Arguably, when architectural historian, author and restoration expert Ted Wells bought the home for a smidge under $2 million in 2005, he never dreamed it would take nine years to restore the early Craftsman-styled house. The architecture for the house – more commonly referred to as the Reeve-Townsend home – is seen as a first example of period work that the Greene brothers later refined with the more famous Gamble House designed for David and Mary Gamble of the Procter & Gamble Co.
“I want to continue their legacy,” said Wells, a Laguna Beach resident. “I try to restore stuff.”
His résumé is like a Who’s Who list, including a Frank Lloyd Wright home.
He first laid eyes on the house in 1987, when he was attending the wedding of friends along Country Club Drive.
“It was a rainy day,” he recalled. “I drove past this house and remember how dark it looked."
To improve the curb appeal, first projects were cutting down huge ficus trees and removing steel bars over windows. A color palate reflective of early 20th century colors was pulled from a book that is oftentimes used to display colors found in nature, called Munsell’s color book. Inside walls and ceilings have been painted soft hues of blue, green and tan.
The Gamble House was done in 1908, but the Reeve-Townsend home was completed four years earlier. It was built on Ocean Boulevard but moved twice before finding its current spot at 4260 Country Club Drive in 1923.
It was originally commissioned by Jennie Reeve in 1903 and represents one of the first residences for which the Greene architects pursued a comprehensive approach to design that encompassed furn ture, lighting fixtures and the look of the house itself, Wells said.
In historical accounts, Reeve was described as a progressive businesswoman in real estate and investments, a civic leader and the founder of the Long Beach Public Library. When Reeve died in 1911, the house was moved to Third Street and Cedar Avenue, where it sat on blocks until 1917.
That’s when V. Ray Townsend, a doctor, recognized its value and snatched it up. He had one of the Greene brothers supervise the home’s move to the Virginia Country Club location, rolling it up Pacific Avenue from downtown.
Over the years, the home fell into disrepair. A jungle grew up around it, and some of the wood became dinged and worn-looking and didn’t match original designs. Some restoration was completed before Wells came along.

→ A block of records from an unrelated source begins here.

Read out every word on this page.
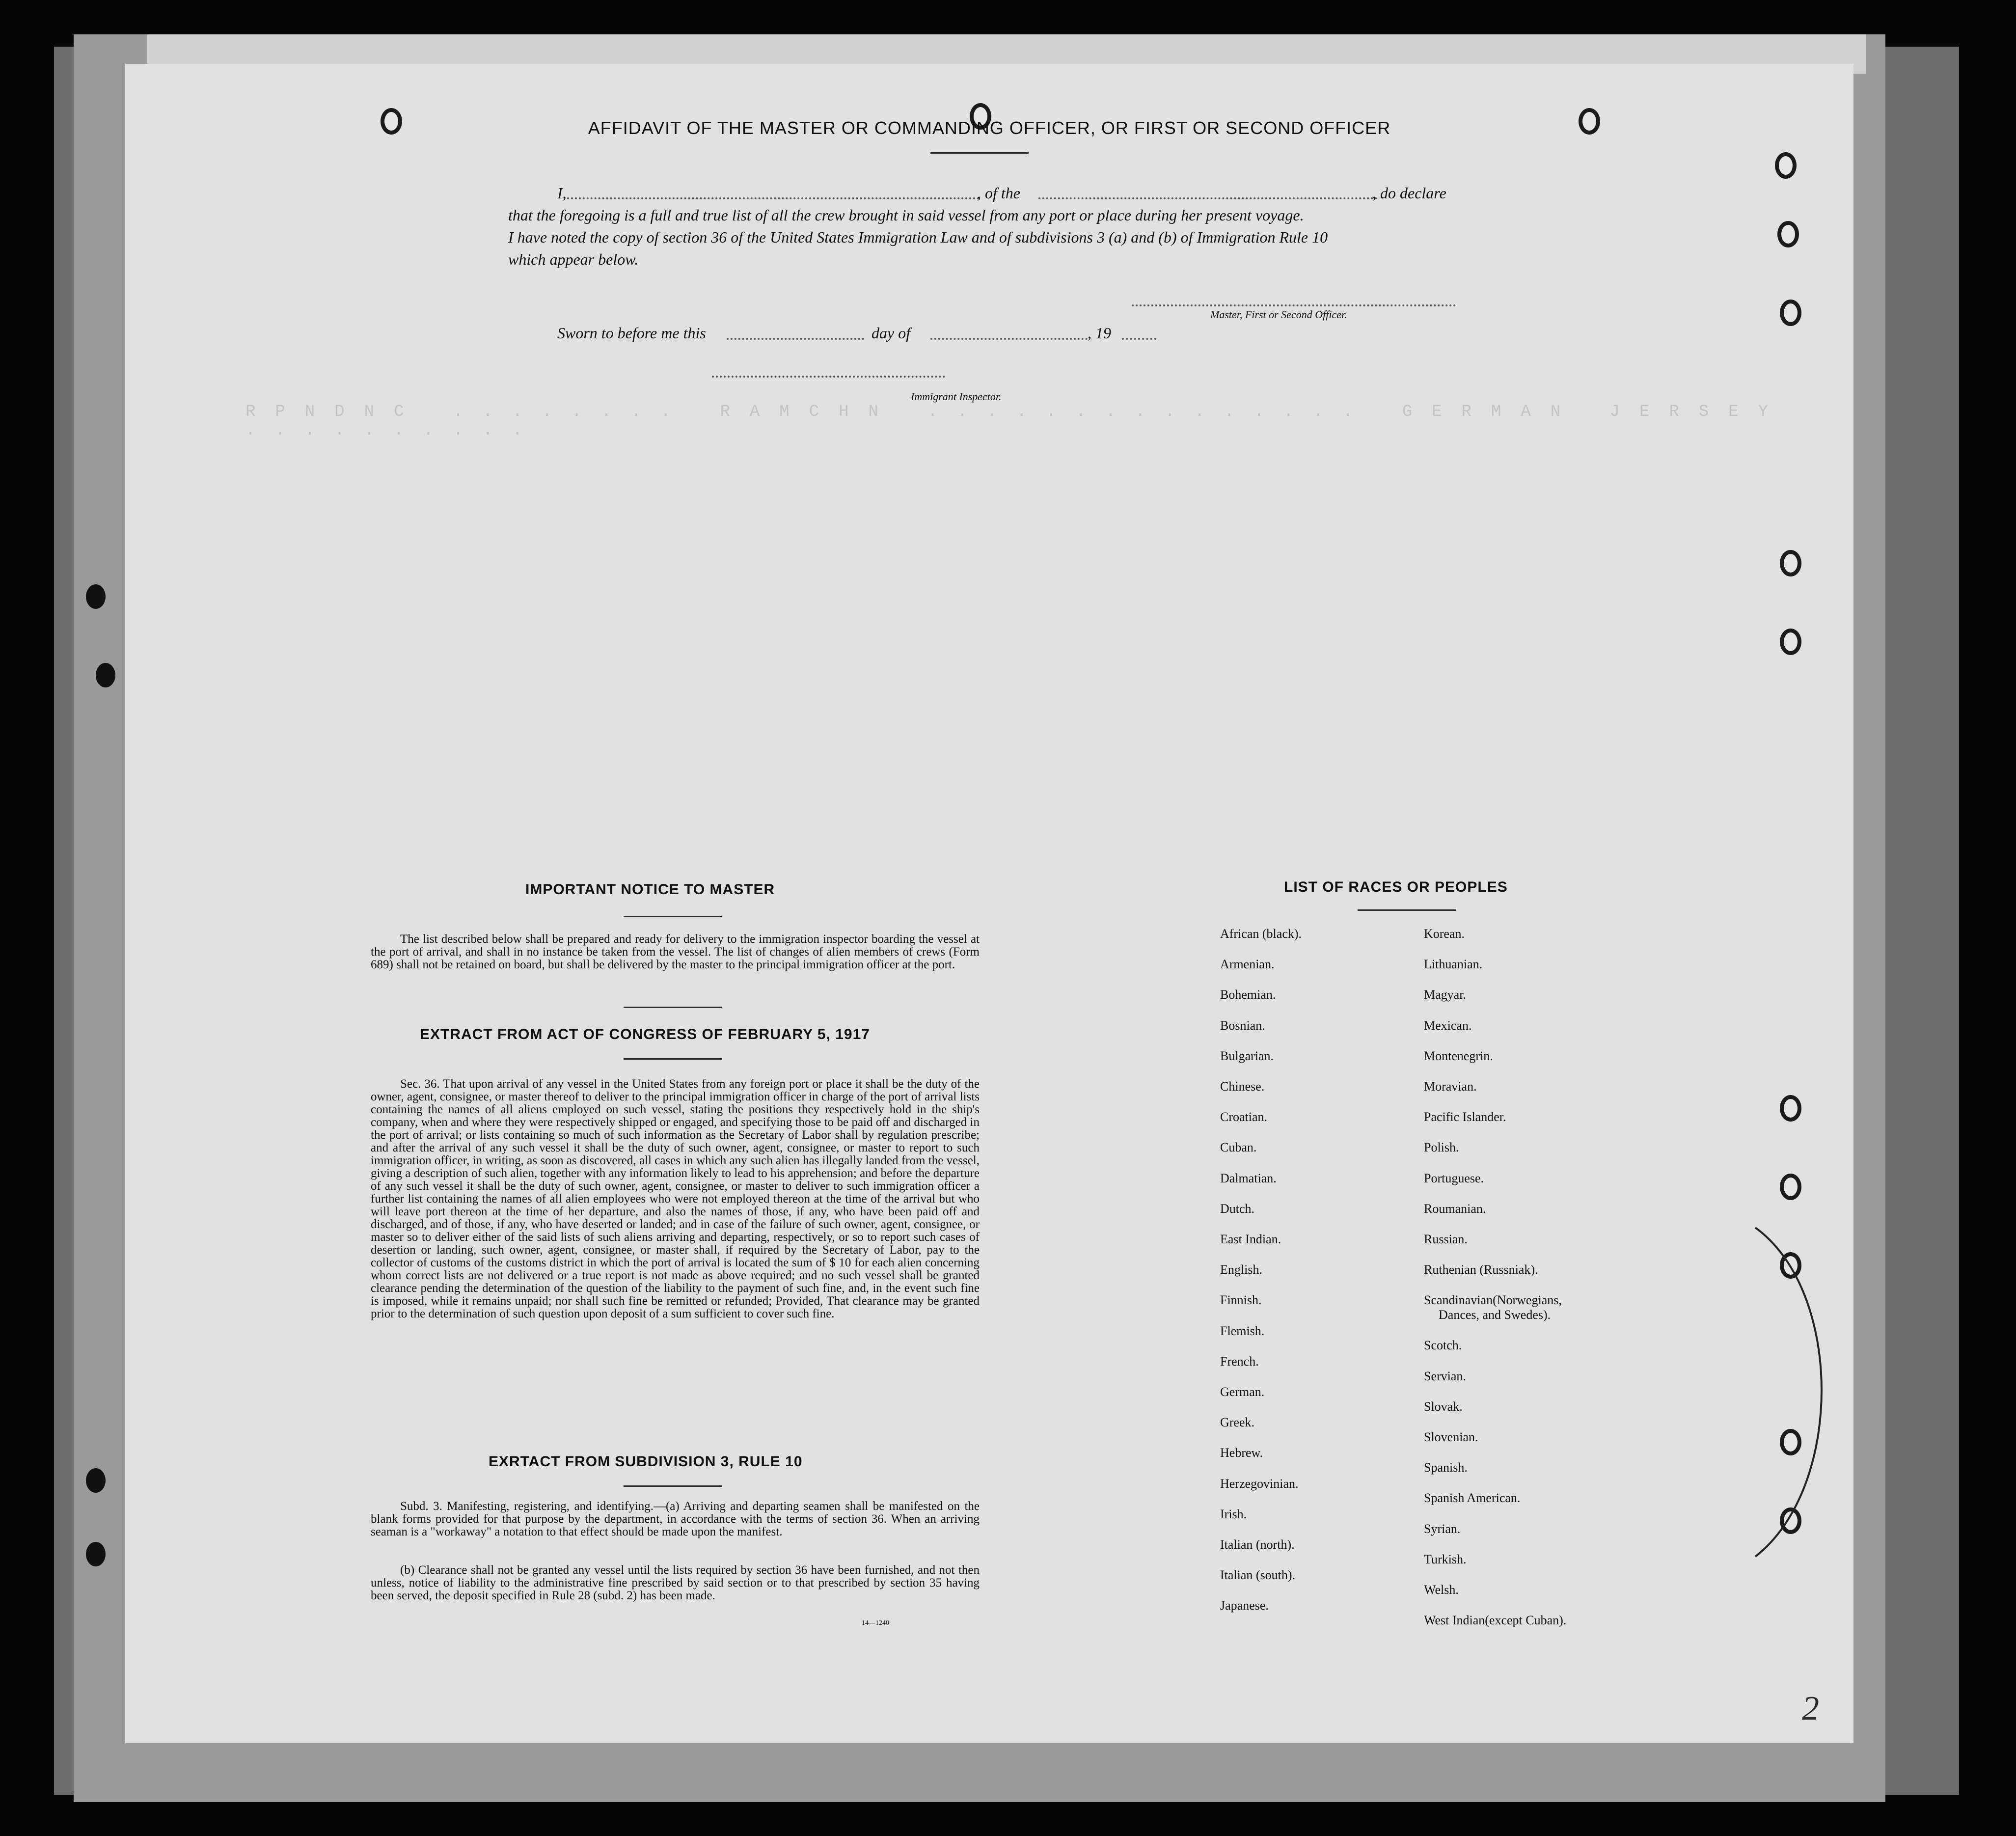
RPNDNC ........ RAMCHN ............... GERMAN JERSEY ..........
AFFIDAVIT OF THE MASTER OR COMMANDING OFFICER, OR FIRST OR SECOND OFFICER
I,	, of the	, do declare
that the foregoing is a full and true list of all the crew brought in said vessel from any port or place during her present voyage.
I have noted the copy of section 36 of the United States Immigration Law and of subdivisions 3 (a) and (b) of Immigration Rule 10
which appear below.
Master, First or Second Officer.
Sworn to before me this	day of	, 19
Immigrant Inspector.
IMPORTANT NOTICE TO MASTER
The list described below shall be prepared and ready for delivery to the immigration inspector boarding the vessel at the port of arrival, and shall in no instance be taken from the vessel. The list of changes of alien members of crews (Form 689) shall not be retained on board, but shall be delivered by the master to the principal immigration officer at the port.
EXTRACT FROM ACT OF CONGRESS OF FEBRUARY 5, 1917
Sec. 36. That upon arrival of any vessel in the United States from any foreign port or place it shall be the duty of the owner, agent, consignee, or master thereof to deliver to the principal immigration officer in charge of the port of arrival lists containing the names of all aliens employed on such vessel, stating the positions they respectively hold in the ship's company, when and where they were respectively shipped or engaged, and specifying those to be paid off and discharged in the port of arrival; or lists containing so much of such information as the Secretary of Labor shall by regulation prescribe; and after the arrival of any such vessel it shall be the duty of such owner, agent, consignee, or master to report to such immigration officer, in writing, as soon as discovered, all cases in which any such alien has illegally landed from the vessel, giving a description of such alien, together with any information likely to lead to his apprehension; and before the departure of any such vessel it shall be the duty of such owner, agent, consignee, or master to deliver to such immigration officer a further list containing the names of all alien employees who were not employed thereon at the time of the arrival but who will leave port thereon at the time of her departure, and also the names of those, if any, who have been paid off and discharged, and of those, if any, who have deserted or landed; and in case of the failure of such owner, agent, consignee, or master so to deliver either of the said lists of such aliens arriving and departing, respectively, or so to report such cases of desertion or landing, such owner, agent, consignee, or master shall, if required by the Secretary of Labor, pay to the collector of customs of the customs district in which the port of arrival is located the sum of $ 10 for each alien concerning whom correct lists are not delivered or a true report is not made as above required; and no such vessel shall be granted clearance pending the determination of the question of the liability to the payment of such fine, and, in the event such fine is imposed, while it remains unpaid; nor shall such fine be remitted or refunded; Provided, That clearance may be granted prior to the determination of such question upon deposit of a sum sufficient to cover such fine.
EXRTACT FROM SUBDIVISION 3, RULE 10
Subd. 3. Manifesting, registering, and identifying.—(a) Arriving and departing seamen shall be manifested on the blank forms provided for that purpose by the department, in accordance with the terms of section 36. When an arriving seaman is a "workaway" a notation to that effect should be made upon the manifest.
(b) Clearance shall not be granted any vessel until the lists required by section 36 have been furnished, and not then unless, notice of liability to the administrative fine prescribed by said section or to that prescribed by section 35 having been served, the deposit specified in Rule 28 (subd. 2) has been made.
14—1240
LIST OF RACES OR PEOPLES
African (black).
Armenian.
Bohemian.
Bosnian.
Bulgarian.
Chinese.
Croatian.
Cuban.
Dalmatian.
Dutch.
East Indian.
English.
Finnish.
Flemish.
French.
German.
Greek.
Hebrew.
Herzegovinian.
Irish.
Italian (north).
Italian (south).
Japanese.
Korean.
Lithuanian.
Magyar.
Mexican.
Montenegrin.
Moravian.
Pacific Islander.
Polish.
Portuguese.
Roumanian.
Russian.
Ruthenian (Russniak).
Scandinavian(Norwegians,
Dances, and Swedes).
Scotch.
Servian.
Slovak.
Slovenian.
Spanish.
Spanish American.
Syrian.
Turkish.
Welsh.
West Indian(except Cuban).
2
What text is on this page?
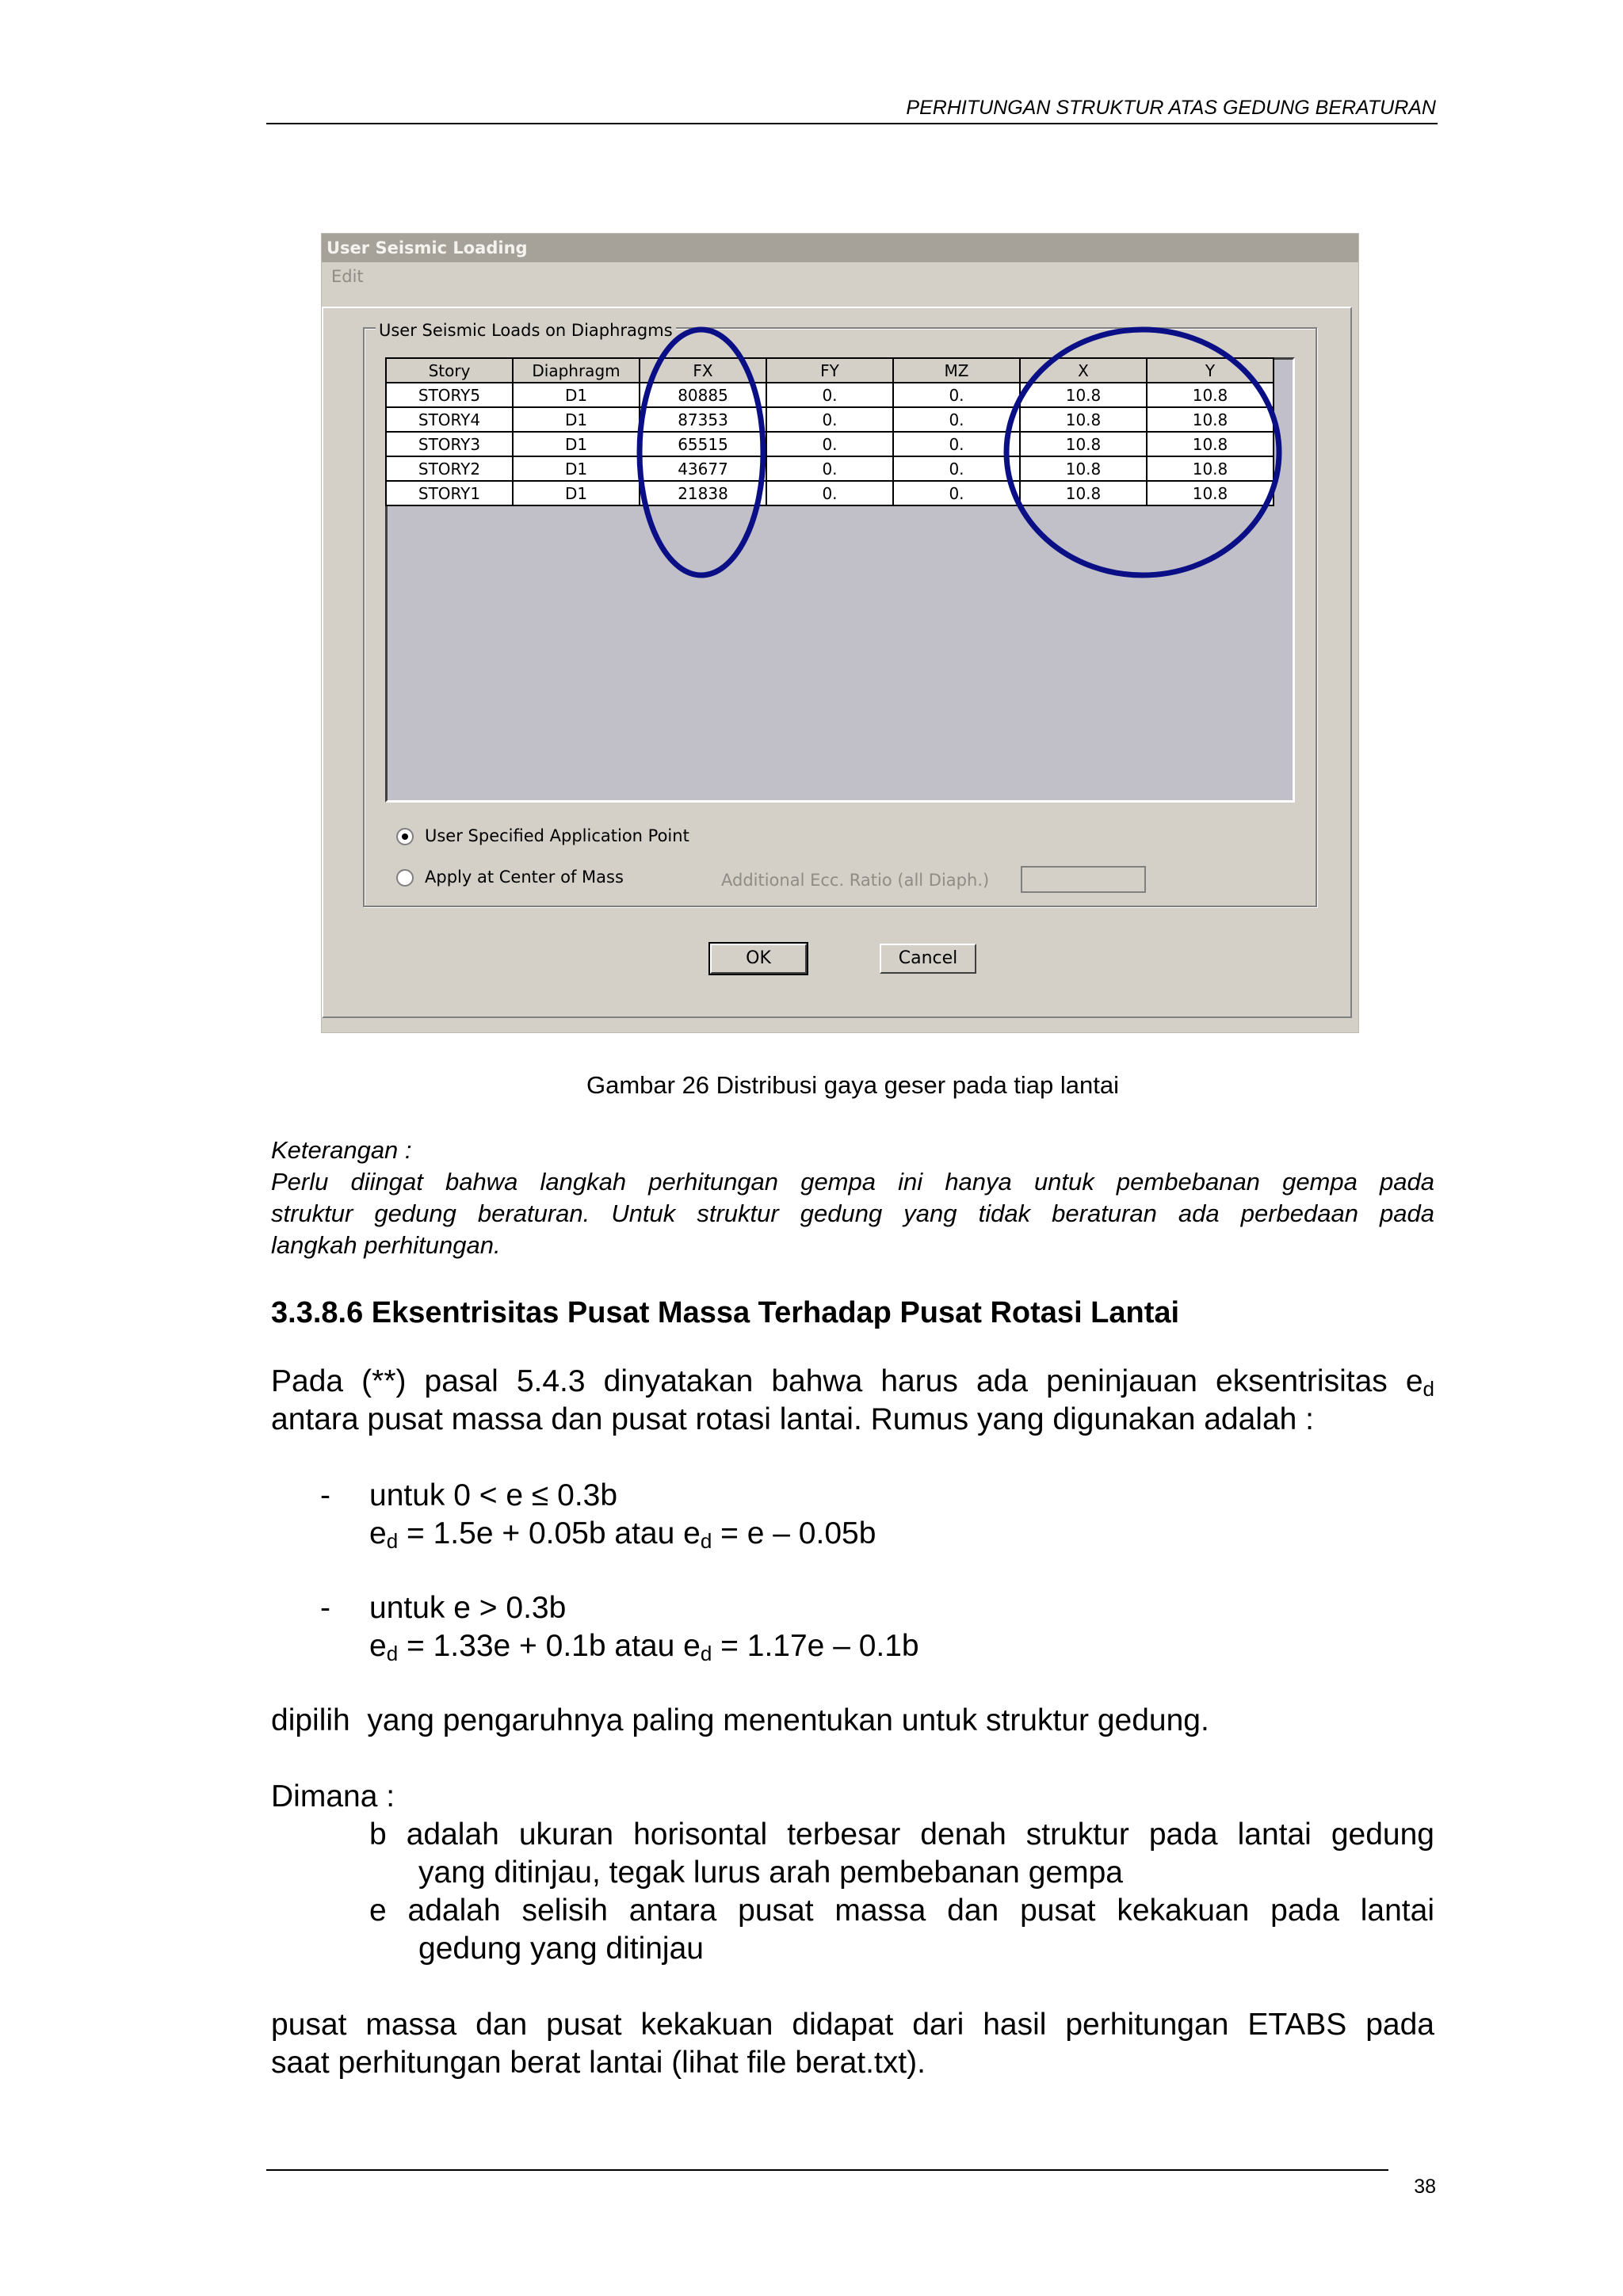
PERHITUNGAN STRUKTUR ATAS GEDUNG BERATURAN
User Seismic Loading
Edit
User Seismic Loads on Diaphragms
Story	Diaphragm	FX	FY	MZ	X	Y
STORY5	D1	80885	0.	0.	10.8	10.8
STORY4	D1	87353	0.	0.	10.8	10.8
STORY3	D1	65515	0.	0.	10.8	10.8
STORY2	D1	43677	0.	0.	10.8	10.8
STORY1	D1	21838	0.	0.	10.8	10.8
User Specified Application Point
Apply at Center of Mass	Additional Ecc. Ratio (all Diaph.)
OK	Cancel
Gambar 26 Distribusi gaya geser pada tiap lantai
Keterangan :
Perlu diingat bahwa langkah perhitungan gempa ini hanya untuk pembebanan gempa pada
struktur gedung beraturan. Untuk struktur gedung yang tidak beraturan ada perbedaan pada
langkah perhitungan.
3.3.8.6 Eksentrisitas Pusat Massa Terhadap Pusat Rotasi Lantai
Pada (**) pasal 5.4.3 dinyatakan bahwa harus ada peninjauan eksentrisitas $e_d$
antara pusat massa dan pusat rotasi lantai. Rumus yang digunakan adalah :
- untuk 0 < e ≤ 0.3b
$e_d = 1.5e + 0.05b$ atau $e_d = e - 0.05b$
- untuk e > 0.3b
$e_d = 1.33e + 0.1b$ atau $e_d = 1.17e - 0.1b$
dipilih  yang pengaruhnya paling menentukan untuk struktur gedung.
Dimana :
b adalah ukuran horisontal terbesar denah struktur pada lantai gedung
yang ditinjau, tegak lurus arah pembebanan gempa
e adalah selisih antara pusat massa dan pusat kekakuan pada lantai
gedung yang ditinjau
pusat massa dan pusat kekakuan didapat dari hasil perhitungan ETABS pada
saat perhitungan berat lantai (lihat file berat.txt).
38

When Wells bought it, he hired contractors and landscapers to make over the home by relying on original drawings and scraps of paper that the Greene brothers used to scribble out the design. The Greene records were originally found in a garage in the San Fernando Valley some years back and donated to the Avery Architectural and Fine Arts Library with Columbia University, which is where Wells combed through boxes to begin his restoration project. He had the swimming pool filled in with dirt, and he bought rare Port Orford cedar for paneling and other numerous interior projects. Some of the home’s notable features include the installation of an underground grid of water lines that feeds vegetation with tiny droplets of water, a rose garden added to reflect an original one, re-porcelainized bathtubs and 7,000-pound oak trees lifted into the front lawn.
Wells, who was born in Bixby Knolls, said he hopes to wrap up work on the National Register of Historic Places-listed home later this year. Wells doesn’t live in the house, but a caretaker does while restoration work is underway. A mattress has been tossed down on the second floor.
“I like this jewel,” Wells said.
He hasn’t yet figured out future plans for the house.